The possible link between autistic children and seizures was stumbled upon during an animal study at the University of Wisconsin-Madison. It appears that those who are fed soy-based formula have an increase chance of having seizures and developing epilepsy.
One in 88 children are affected by autism. Seizures are common in children with autism, as well as those with down syndrome and Alzheimer’s disease. The uncontrollable brain currents effect their standard of living, particularly when they become frequent and develop into epilepsy. While 10 percent of the population will experience a seizure at some point in their lives, according to the Epilepsy Foundation, the cause is not clear.
One-fourth of all baby formula sold in the U.S. contains soy protein. Many times, it is recommended by pediatricians as an alternative for babies who have a sensitivity to dairy. In fact, according to the American Academy of Pediatrics, they have not found any evidence that soy protein has any negative side effects.
The author of the recent study, Cara Westmark, is the one who stumbled upon the finding that soy could be the culprit while studying drug effects in mice. The drugs have the potential to block signals that engage nerve cells and trigger seizures. When she replaced the rodent’s usual meals with a purified version, their seizures were reduced by half. The purified diet she used was dairy-based rather than soy-based.
She identified the source of protein as the main difference in their food, and thus the reduction in their seizures. Though she is not certain of the cause of the seizures, she believes that the soy contains plant-derived estrogen that cause the abnormal brain activity. The scientist from the department of neurology at the University of Wisconsin-Madison thought it might also apply to people. Her discovery led to the connection between infants who sometimes survive solely on soy-based formula.

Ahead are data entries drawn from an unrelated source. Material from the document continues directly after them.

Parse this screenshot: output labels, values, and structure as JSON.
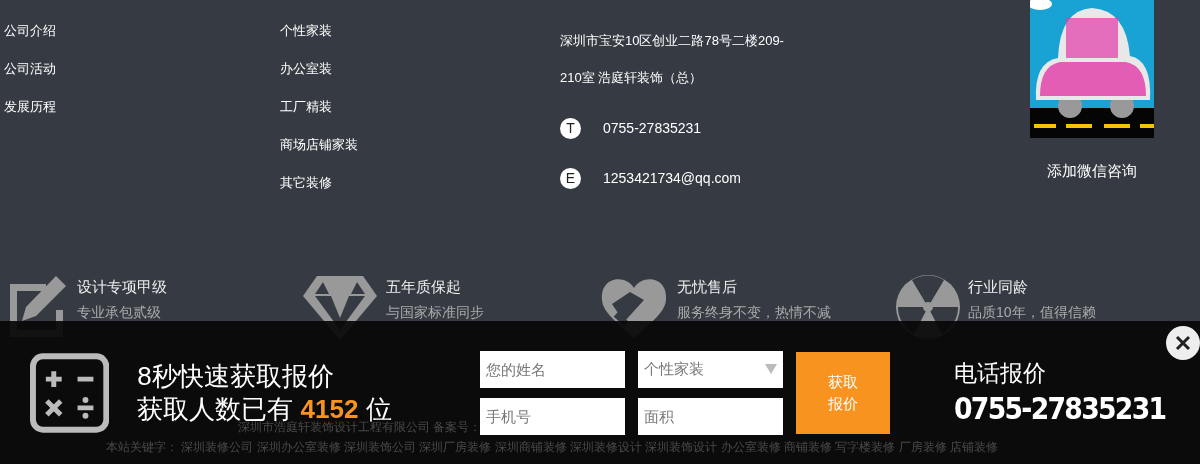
{
  "link_columns": [
    {
      "items": [
        "公司介绍",
        "公司活动",
        "发展历程"
      ]
    },
    {
      "items": [
        "个性家装",
        "办公室装",
        "工厂精装",
        "商场店铺家装",
        "其它装修"
      ]
    }
  ],
  "contact": {
    "address_lines": [
      "深圳市宝安10区创业二路78号二楼209-",
      "210室 浩庭轩装饰（总）"
    ],
    "phone": {
      "badge": "T",
      "text": "0755-27835231"
    },
    "email": {
      "badge": "E",
      "text": "1253421734@qq.com"
    }
  },
  "wechat": {
    "caption": "添加微信咨询"
  },
  "features": [
    {
      "kind": "pencil",
      "title": "设计专项甲级",
      "subtitle": "专业承包贰级"
    },
    {
      "kind": "diamond",
      "title": "五年质保起",
      "subtitle": "与国家标准同步"
    },
    {
      "kind": "heart",
      "title": "无忧售后",
      "subtitle": "服务终身不变，热情不减"
    },
    {
      "kind": "radiation",
      "title": "行业同龄",
      "subtitle": "品质10年，值得信赖"
    }
  ],
  "copyright": "深圳市浩庭轩装饰设计工程有限公司 备案号：",
  "keywords": {
    "label": "本站关键字：",
    "items": [
      "深圳装修公司",
      "深圳办公室装修",
      "深圳装饰公司",
      "深圳厂房装修",
      "深圳商铺装修",
      "深圳装修设计",
      "深圳装饰设计",
      "办公室装修",
      "商铺装修",
      "写字楼装修",
      "厂房装修",
      "店铺装修"
    ]
  },
  "quote_bar": {
    "title": "8秒快速获取报价",
    "count_prefix": "获取人数已有",
    "count": "4152",
    "count_suffix": "位",
    "fields": [
      {
        "kind": "input",
        "placeholder": "您的姓名"
      },
      {
        "kind": "select",
        "value": "个性家装"
      },
      {
        "kind": "input",
        "placeholder": "手机号"
      },
      {
        "kind": "input",
        "placeholder": "面积"
      }
    ],
    "button": "获取报价",
    "phone_title": "电话报价",
    "phone_number": "0755-27835231"
  }
}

Then she used the Simons Foundation Autism Research Initiative (SFARI) data to study the medical records of 1, 949 autistic children. Participants included in the study were diagnosed with autism, but did not have significant cognitive impairments. The study, recently published in the journal PLOS ONE, found that children were 2.6 more likely to have seizures if they were fed soy-based formula.
She found more seizures in both boys and girls, with an increased number of autistic boys diagnosed with epilepsy. Although the study was limited because it has results for 87 percent boys. Further studies with a better balance of boys and girls are necessary in order to confirm what Westmark found using the SFARI data.
While Westmark’s study found a possible link between autistic children with seizures and those fed soy-based infant formula, it was not enough to prove that one causes the other. It is also not a given that babies who are fed soy-based formula will have seizures. The study simply points out the possible relationship and the need for future studies on the subject. More research is needed to establish cause and confirm her findings, especially since there has been a rise in autism and seizures, while more products are being made with soy proteins.